Tentò il tutto per tutto e fece mezzo passo, abbracciando poi il corpo quasi sconosciuto di Gregory. Sentendolo sicuro l’uomo lo strinse a sua volta, passandogli goffamente una mano sulla schiena. Era un abbraccio così diverso da quello di Dominique che aveva ricevuto poche ore prima.
Era un abbraccio che diceva “Ci sono” e “Ci sarò” e “Ti voglio bene”. Diceva tutto questo perché lui non l’avrebbe mai confessato, neanche da ubriaco. Era da molto che si era imposto dei limiti con James ed era sempre riuscito, più o meno faticosamente, a rispettarli.
Ma sentire il suo respiro caldo e rotto sulla pelle del collo e avvertire una lacrima, una sola, bagnargli la spalla da sopra i vestiti fece dissolvere ogni limite, scacciò ogni remora.

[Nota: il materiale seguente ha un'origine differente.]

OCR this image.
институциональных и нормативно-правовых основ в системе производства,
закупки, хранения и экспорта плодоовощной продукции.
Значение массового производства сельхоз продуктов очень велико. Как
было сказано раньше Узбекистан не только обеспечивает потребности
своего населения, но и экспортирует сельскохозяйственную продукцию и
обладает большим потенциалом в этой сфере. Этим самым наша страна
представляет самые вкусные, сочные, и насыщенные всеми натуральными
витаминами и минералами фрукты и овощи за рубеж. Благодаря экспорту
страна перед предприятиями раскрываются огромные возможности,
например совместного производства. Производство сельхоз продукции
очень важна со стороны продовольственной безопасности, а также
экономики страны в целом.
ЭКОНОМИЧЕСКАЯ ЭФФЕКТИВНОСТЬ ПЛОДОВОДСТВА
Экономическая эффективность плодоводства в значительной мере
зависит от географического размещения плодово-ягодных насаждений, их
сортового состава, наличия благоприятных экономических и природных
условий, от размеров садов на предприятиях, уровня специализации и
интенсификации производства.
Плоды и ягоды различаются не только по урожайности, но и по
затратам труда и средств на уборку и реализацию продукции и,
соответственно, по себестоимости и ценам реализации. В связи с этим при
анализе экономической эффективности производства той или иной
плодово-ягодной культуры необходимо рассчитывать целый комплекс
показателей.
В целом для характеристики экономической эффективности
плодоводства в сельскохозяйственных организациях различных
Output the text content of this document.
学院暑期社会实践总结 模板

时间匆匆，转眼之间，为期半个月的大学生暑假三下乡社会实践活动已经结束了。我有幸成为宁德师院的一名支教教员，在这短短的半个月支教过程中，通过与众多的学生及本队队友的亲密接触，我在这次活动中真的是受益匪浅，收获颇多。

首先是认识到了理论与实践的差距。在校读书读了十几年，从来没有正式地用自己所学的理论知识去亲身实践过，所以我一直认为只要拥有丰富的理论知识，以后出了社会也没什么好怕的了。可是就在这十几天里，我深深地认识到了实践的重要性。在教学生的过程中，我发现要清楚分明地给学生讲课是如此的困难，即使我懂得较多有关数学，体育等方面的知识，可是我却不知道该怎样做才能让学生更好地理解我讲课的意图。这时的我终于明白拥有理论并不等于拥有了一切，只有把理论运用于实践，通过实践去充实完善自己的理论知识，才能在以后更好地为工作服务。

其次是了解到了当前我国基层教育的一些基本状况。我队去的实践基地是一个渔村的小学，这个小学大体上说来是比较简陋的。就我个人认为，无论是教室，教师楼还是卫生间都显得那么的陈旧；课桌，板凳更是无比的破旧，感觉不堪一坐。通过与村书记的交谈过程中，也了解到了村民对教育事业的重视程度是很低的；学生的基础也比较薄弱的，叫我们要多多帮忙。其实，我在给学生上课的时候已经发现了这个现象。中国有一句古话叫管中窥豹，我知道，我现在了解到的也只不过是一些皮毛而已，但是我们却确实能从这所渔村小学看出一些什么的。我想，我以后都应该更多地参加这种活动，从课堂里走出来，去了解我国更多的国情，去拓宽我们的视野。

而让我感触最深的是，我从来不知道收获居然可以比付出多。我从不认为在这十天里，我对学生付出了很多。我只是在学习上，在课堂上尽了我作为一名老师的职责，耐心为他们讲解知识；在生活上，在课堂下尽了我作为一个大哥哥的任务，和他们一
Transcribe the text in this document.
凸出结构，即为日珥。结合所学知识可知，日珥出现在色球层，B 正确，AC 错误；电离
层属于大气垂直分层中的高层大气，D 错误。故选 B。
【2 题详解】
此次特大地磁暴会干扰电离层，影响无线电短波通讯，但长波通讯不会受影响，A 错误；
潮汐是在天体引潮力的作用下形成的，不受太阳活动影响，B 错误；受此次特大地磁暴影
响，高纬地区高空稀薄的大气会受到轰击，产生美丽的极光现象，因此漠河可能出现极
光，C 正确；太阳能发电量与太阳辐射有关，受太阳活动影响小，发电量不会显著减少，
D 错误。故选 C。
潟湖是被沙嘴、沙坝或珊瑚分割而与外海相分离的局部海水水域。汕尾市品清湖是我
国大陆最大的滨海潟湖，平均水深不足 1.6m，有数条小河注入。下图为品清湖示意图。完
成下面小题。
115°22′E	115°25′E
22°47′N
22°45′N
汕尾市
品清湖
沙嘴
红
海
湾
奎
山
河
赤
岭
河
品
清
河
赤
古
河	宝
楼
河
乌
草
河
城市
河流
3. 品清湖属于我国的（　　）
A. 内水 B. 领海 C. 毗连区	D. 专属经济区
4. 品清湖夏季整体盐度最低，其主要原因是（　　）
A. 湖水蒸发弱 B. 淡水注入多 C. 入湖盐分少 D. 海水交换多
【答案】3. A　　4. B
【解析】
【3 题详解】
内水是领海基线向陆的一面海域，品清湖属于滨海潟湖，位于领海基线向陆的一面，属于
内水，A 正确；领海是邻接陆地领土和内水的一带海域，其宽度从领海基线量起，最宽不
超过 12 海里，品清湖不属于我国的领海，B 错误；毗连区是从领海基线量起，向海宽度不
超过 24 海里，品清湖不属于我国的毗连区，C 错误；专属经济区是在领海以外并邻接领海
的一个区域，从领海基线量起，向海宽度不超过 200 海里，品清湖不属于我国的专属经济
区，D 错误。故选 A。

Strinse sempre più forte James e così fece lui, aggrappandosi l’uno all’altro, incapaci entrambi di staccarsi o fare qualsiasi altra cosa.
L’ufficio venne spettralmente illuminato dalla tagliente luce di un fulmine e House allontanò la sua spalla dal viso di Wilson, senza sciogliere però l’abbraccio e fissò poi i suoi occhi azzurri in quelli anonimamente castani dell’altro.
“Vedi di non morire: devo farti scoprire altri due figli e farti divorziare dalla quarta moglie” gli sussurrò, il tono sempre ironico un poco attenuato.
James sorrise piano, scuotendo la testa: era sempre lo stesso, anche in un momento come quello. Riprovò il trucchetto di magia che aveva provato prima, avvicina dosi di nuovo al corpo spigoloso di Gregory.
Niente si oppose a quell’intenzione e si lasciò andare al calore che quei muscoli tesi gli trasmettevano.
“Sei la persona più importante della mia vita” esalò House, prontamente coperto da un tuono. James non aveva l’obbligo di sentire quell’anomala confessione.